Technology sits front and centre in many of the all-girls schools we spoke to. Queen Anne’s Caversham is currently celebrating four years as a Microsoft Showcase School, awarded to those that can demonstrate the use of student-centred, immersive and inclusive experiences that inspire lifelong learning and the development of future-ready skills.
St George’s Ascot was recently awarded Google for Education Reference School status, which underpins the school’s commitment to using innovative technology to stretch learning techniques and the skills and capabilities of using tech in everyday life.
St George's Ascot
Sending your daughter to an all-girls school certainly helps eliminate any STEM-related gender stereotypes, but co-ed schools are doing their bit too.
Brighton College recently launched a new STEM webinar series, open to female pupils at the school and girls at a handful of local schools. Heather Justice, a software engineer and Mars Rover driver at NASA’s Jet Propulsion Lab in California, gave the opening talk. Two of the most important women behind the UK’s Covid vaccine rollout – Sarah Gilbert from AstraZeneca and Kate Bingham, chair of the Vaccine Taskforce – have, says headmaster Richard Cairns, ‘inspired a whole new generation of girls to consider a career in science’. In response, Brighton College has rolled out a series of paid internships for female undergraduates or graduates looking to pursue a career in STEM, based at the school’s astonishing School of Science and Sport. ‘Science teaching in schools and at universities is overwhelmingly dominated by men,’ says Mr Cairns. We hope that this scheme might serve as a model to encourage more women scientists into teaching, reinforcing a message to girls everywhere that science is not just for boys.’
Brighton College
Marlborough College – one of the first major public schools to admit girls, in 1968 – is equally committed to bridging the gender gap. Girls often head up STEM clubs and societies, and the school is the first in the UK to work with the Young Guru Academy, a not-for-profit global organisation focused on promoting socially conscious STEM education. Trips to anywhere from the National Space Centre to CERNE give pupils the chance to meet real scientists in their place of work. Having such knockout facilities certainly helps – with the internationally renowned Blackett Observatory in the school grounds, astronomy is a firm fixture on the curriculum from Year 10. ‘We are delighted that currently the percentage of girls studying biology and chemistry at A-level is 65 per cent and 56 per cent respectively,’ says head of science Dr Garry Doyle.

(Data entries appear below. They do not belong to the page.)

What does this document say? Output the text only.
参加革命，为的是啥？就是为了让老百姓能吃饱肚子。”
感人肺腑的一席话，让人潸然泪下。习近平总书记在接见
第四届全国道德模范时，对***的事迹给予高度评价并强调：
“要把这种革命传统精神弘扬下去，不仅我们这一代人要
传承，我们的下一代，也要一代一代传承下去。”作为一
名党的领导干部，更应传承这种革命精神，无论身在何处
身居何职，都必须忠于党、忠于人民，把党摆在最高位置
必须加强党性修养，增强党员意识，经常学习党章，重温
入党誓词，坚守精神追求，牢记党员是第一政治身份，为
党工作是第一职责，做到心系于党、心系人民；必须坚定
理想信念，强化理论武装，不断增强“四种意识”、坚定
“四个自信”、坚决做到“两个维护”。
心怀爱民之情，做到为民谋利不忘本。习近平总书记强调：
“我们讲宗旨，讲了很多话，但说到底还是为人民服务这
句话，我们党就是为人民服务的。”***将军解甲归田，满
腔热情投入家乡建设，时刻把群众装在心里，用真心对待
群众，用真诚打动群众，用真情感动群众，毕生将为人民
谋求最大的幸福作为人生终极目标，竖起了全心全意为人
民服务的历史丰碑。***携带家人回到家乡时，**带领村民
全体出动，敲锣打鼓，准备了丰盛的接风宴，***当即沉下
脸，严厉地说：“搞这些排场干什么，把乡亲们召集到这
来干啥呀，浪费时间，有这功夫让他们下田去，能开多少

Happily, there’s less cause for concern in some schools. ‘As an all-girls school, there is no such thing as boys’ or girls’ favoured subjects, and the academic and pastoral support teams work hard to ensure girls feel able to explore a wide variety of subjects and nurture their interest in those which may be less commonly adopted in a co-ed environment,’ says St George’s Ascot. ‘A huge proportion of our students select science at A-level, nearly all of whom go on to select degree courses in a scientific field, and our students don’t even consider that there is a gender imbalance,’ says Anna Costello, head of science at
The Marist. ‘When I look at the students coming through to A-level, and the confidence with which they leave to do a range of degrees – from medicine, pharmaceuticals, engineering and biomedicine – I feel reassured that we are doing everything we can to even out the gender imbalance,’ she continues.
One thing’s for sure: if schools keep up their brilliant work, those sobering statistics may well one day belong to the past.